İHD Batman Yöneticisi ve İHD MYK Üyesi Mehmet Zeki Tangüner de, Nisan 1998 tarihinden kendisinden bir daha haber alınamayan İzzet Seven'in kaybedilme öyküsünü, eşi Emine Seven'in anlatımlarıyla şöyle aktardı: “Eşim İzzetin Seven, TÜPRAŞ Bölge Müdürlüğü’nde işçi olarak çalışıyordu; evinden işine, işinden de evine gider gelirdi. Herhangi bir kötü alışkanlığı yoktu. Nisan 1998 tarihinde ikindi vakti namazını da kıldıktan sonra evden çıktı, işe gittiğini biliyorduk.
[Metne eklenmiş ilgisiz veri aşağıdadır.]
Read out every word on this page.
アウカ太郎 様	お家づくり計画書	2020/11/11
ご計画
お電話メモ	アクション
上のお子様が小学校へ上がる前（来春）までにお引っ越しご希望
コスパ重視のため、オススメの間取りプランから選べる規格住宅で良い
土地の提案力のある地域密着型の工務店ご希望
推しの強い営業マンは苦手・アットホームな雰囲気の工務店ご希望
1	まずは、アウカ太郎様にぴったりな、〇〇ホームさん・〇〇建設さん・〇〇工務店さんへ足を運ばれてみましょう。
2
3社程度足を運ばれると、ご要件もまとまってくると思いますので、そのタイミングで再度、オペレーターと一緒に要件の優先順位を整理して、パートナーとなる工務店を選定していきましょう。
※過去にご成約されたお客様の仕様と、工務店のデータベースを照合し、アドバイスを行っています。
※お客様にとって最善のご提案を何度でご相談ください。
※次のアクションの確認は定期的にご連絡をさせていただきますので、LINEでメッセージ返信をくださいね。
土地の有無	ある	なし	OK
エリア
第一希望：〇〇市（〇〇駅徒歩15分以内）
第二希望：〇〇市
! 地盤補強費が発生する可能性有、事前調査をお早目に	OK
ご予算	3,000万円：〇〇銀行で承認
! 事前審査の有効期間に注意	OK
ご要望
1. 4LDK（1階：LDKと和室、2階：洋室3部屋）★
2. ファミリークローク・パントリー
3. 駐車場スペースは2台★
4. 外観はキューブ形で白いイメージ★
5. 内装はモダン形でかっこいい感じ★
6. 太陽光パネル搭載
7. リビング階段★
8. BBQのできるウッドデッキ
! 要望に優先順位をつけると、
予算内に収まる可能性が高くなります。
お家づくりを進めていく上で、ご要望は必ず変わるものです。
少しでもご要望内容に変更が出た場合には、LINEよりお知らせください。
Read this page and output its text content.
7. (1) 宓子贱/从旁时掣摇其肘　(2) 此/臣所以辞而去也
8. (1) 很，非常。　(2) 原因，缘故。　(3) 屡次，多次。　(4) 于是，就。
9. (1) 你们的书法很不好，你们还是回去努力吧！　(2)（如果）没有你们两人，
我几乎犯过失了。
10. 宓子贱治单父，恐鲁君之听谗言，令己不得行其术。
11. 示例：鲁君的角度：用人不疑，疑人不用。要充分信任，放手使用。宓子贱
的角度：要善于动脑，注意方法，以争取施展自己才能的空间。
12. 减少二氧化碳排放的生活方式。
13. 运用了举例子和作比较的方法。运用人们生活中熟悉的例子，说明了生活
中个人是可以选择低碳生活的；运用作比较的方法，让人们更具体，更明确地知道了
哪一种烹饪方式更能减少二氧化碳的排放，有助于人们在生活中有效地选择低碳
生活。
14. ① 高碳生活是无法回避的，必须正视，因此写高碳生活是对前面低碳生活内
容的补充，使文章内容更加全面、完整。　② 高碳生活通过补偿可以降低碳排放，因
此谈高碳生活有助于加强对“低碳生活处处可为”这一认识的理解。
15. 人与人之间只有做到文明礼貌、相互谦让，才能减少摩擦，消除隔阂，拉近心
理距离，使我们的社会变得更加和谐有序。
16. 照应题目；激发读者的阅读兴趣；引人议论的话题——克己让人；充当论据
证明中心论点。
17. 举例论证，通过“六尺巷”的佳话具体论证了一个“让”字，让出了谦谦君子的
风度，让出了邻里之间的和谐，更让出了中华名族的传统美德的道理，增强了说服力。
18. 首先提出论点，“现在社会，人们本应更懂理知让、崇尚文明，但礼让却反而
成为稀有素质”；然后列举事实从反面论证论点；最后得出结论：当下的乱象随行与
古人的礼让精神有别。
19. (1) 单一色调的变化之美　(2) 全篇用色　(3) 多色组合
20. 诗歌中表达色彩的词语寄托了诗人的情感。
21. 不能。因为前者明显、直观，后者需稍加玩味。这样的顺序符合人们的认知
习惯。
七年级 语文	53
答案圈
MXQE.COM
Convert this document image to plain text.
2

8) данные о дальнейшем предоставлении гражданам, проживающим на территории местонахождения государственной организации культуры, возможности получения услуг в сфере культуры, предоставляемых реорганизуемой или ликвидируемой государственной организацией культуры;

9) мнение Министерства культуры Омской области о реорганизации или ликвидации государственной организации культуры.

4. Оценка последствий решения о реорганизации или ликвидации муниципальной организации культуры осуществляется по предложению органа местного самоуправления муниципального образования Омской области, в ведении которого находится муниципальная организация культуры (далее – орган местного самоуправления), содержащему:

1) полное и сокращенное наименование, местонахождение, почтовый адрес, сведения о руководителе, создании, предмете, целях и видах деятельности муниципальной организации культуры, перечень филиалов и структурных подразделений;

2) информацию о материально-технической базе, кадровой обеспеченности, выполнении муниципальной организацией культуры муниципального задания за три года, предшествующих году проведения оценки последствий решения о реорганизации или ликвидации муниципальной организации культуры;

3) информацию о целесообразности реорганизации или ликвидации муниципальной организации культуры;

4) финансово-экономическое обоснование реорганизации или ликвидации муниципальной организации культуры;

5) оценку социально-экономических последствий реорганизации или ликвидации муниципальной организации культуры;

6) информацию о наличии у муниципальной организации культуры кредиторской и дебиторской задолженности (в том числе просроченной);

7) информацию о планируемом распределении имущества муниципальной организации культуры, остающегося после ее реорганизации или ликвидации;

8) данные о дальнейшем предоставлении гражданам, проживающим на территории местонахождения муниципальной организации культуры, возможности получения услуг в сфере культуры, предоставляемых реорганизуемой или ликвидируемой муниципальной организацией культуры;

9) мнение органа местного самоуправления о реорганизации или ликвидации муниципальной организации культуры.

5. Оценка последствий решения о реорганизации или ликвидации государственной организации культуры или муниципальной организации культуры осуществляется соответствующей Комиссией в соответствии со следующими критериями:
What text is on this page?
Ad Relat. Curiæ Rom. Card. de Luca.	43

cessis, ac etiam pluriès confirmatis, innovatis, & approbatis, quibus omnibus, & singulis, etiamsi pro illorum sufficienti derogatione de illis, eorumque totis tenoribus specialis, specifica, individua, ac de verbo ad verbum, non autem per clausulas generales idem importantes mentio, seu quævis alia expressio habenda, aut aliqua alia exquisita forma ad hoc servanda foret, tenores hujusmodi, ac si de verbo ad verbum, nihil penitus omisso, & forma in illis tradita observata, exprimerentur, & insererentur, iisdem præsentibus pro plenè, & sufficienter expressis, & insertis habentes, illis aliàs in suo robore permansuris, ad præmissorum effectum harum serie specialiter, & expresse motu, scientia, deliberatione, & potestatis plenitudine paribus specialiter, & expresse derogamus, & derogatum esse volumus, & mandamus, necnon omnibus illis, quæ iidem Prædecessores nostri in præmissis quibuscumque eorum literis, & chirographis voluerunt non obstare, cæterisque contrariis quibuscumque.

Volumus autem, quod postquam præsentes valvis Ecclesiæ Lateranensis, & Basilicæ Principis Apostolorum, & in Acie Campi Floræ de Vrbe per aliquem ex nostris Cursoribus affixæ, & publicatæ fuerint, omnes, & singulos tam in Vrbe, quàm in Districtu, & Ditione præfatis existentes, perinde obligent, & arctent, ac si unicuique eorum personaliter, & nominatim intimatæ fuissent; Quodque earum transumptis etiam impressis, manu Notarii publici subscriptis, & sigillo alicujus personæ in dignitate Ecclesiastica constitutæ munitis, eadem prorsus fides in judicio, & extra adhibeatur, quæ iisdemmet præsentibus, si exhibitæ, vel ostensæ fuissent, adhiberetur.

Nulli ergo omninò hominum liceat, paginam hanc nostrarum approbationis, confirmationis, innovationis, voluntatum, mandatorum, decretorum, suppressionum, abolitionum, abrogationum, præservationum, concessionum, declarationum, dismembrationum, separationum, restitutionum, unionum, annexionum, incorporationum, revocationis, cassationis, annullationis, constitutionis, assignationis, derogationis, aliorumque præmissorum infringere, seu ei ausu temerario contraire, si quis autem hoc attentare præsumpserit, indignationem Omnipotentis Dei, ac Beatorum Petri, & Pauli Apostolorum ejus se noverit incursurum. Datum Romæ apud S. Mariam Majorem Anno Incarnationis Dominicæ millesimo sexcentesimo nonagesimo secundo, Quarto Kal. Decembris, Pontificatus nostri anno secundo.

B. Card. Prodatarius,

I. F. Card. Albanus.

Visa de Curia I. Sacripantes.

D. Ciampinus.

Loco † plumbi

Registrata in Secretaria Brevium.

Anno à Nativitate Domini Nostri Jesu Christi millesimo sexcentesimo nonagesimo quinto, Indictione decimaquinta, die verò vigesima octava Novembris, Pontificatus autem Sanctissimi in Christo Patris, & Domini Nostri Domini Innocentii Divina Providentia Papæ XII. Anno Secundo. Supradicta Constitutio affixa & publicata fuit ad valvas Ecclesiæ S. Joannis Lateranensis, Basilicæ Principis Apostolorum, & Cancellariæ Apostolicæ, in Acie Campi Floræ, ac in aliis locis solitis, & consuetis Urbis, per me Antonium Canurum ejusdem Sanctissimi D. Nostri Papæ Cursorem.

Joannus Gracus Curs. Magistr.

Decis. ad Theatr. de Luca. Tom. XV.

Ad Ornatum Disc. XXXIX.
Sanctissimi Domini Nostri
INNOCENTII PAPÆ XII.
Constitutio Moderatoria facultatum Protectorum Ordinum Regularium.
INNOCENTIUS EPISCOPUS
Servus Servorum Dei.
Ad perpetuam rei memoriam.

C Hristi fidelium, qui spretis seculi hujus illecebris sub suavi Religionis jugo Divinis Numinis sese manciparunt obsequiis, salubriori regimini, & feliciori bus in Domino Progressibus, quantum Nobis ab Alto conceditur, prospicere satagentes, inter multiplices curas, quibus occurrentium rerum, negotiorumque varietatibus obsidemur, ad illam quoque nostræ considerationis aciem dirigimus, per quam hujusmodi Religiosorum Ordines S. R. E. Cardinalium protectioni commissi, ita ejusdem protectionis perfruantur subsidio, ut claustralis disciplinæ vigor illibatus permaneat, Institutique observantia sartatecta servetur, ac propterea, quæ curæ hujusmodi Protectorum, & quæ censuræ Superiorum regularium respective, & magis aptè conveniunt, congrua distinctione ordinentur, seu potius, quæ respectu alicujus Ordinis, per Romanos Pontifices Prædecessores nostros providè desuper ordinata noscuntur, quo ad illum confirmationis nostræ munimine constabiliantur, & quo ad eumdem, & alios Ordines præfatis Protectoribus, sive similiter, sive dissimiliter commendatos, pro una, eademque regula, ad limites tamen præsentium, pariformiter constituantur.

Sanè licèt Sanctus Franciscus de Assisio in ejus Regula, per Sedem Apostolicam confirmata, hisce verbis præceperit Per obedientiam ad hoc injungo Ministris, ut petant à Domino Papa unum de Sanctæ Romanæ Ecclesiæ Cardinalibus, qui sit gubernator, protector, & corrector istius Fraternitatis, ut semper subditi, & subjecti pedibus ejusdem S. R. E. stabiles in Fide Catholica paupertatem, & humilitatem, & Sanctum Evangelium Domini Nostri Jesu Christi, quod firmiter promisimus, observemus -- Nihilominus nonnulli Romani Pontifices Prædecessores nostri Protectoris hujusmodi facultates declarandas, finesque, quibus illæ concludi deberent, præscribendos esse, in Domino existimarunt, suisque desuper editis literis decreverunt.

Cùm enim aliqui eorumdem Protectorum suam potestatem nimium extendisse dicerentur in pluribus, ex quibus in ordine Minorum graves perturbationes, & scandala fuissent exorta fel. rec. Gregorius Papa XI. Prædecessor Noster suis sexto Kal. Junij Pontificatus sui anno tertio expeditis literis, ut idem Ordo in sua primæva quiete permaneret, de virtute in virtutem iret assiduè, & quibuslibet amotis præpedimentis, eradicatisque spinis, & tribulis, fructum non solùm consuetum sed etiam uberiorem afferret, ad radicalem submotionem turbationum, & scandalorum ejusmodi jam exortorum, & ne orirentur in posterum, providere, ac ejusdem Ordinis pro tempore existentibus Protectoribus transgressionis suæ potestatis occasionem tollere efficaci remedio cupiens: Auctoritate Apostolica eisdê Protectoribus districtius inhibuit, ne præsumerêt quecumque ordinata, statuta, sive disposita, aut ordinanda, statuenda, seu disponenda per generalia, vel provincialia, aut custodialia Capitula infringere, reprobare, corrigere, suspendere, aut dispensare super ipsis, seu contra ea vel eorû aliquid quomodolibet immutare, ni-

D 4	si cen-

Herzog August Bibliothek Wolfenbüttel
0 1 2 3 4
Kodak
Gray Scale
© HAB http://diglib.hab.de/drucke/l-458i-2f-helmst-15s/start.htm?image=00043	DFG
Sabaha kadar eve gelmeyince işyerinde arkadaşlarından sorduk. İşe gelmediğini söylediler. Yakınlarımıza haber verdik, gören olmamıştı. Bunun üzerine ağlayıp feryat etmeye başladık. 90’lı yıllarda Batman’da her gün sokak ortasında birkaç kişi infaz ediliyor veya kaçırılıyordu. Yetkililere yazılı olarak başvuru yaptık, ifadelerimiz alındı. Emniyet yetkilileri kendilerinde olmadığını söyledi. ‘Hizbullah örgütü tarafından kaçırmış olabilir’ dediler. Yuvam yıkılmış, çocuklarım yetim kalmıştı." 
 
Mehmet Zeki, kaybedilmelerde sorumluluğu olanların hakkında etkili hukuk yollarının işletilmesini talep etti. Açıklama, yapılan 5 dakikalık oturma eyleminin ardından sona erdi. 
 
İzmir
 
İHD İzmir Şubesi de “Kayıplar bulunsun, failleri yargılansın”, “Hasta tutuklular serbest bırakılsın” talebiyle yaptıkları eylemlerinin 461'inci haftasında Konak’ta bulunan Başbakanlık Binası önünde basın açıklaması yaptı. 
 
Eyleme, HDP üyeleri, İzmir Barış Anneleri Meclisi ve sivil toplum örgütü (STÖ) temsilcileri destek verdi. İHD Şube Yöneticisi Caner Canlı'nın yaptığı açıklamada, 24 Aralık 1994'te İstanbul'un Levent semtinde sivil polisler tarafından gözaltına alındıktan sonra kaybedilen Marmara Üniversitesi Basın Yayın Yüksek Okulu öğrencisi ve Türkiye Öğrenci Dernekleri Federasyonu Başkanı İsmail Bahçeci'nin akıbeti soruldu. 
 
Açıklama, 5 dakikalık oturma eyleminin ardından son buldu.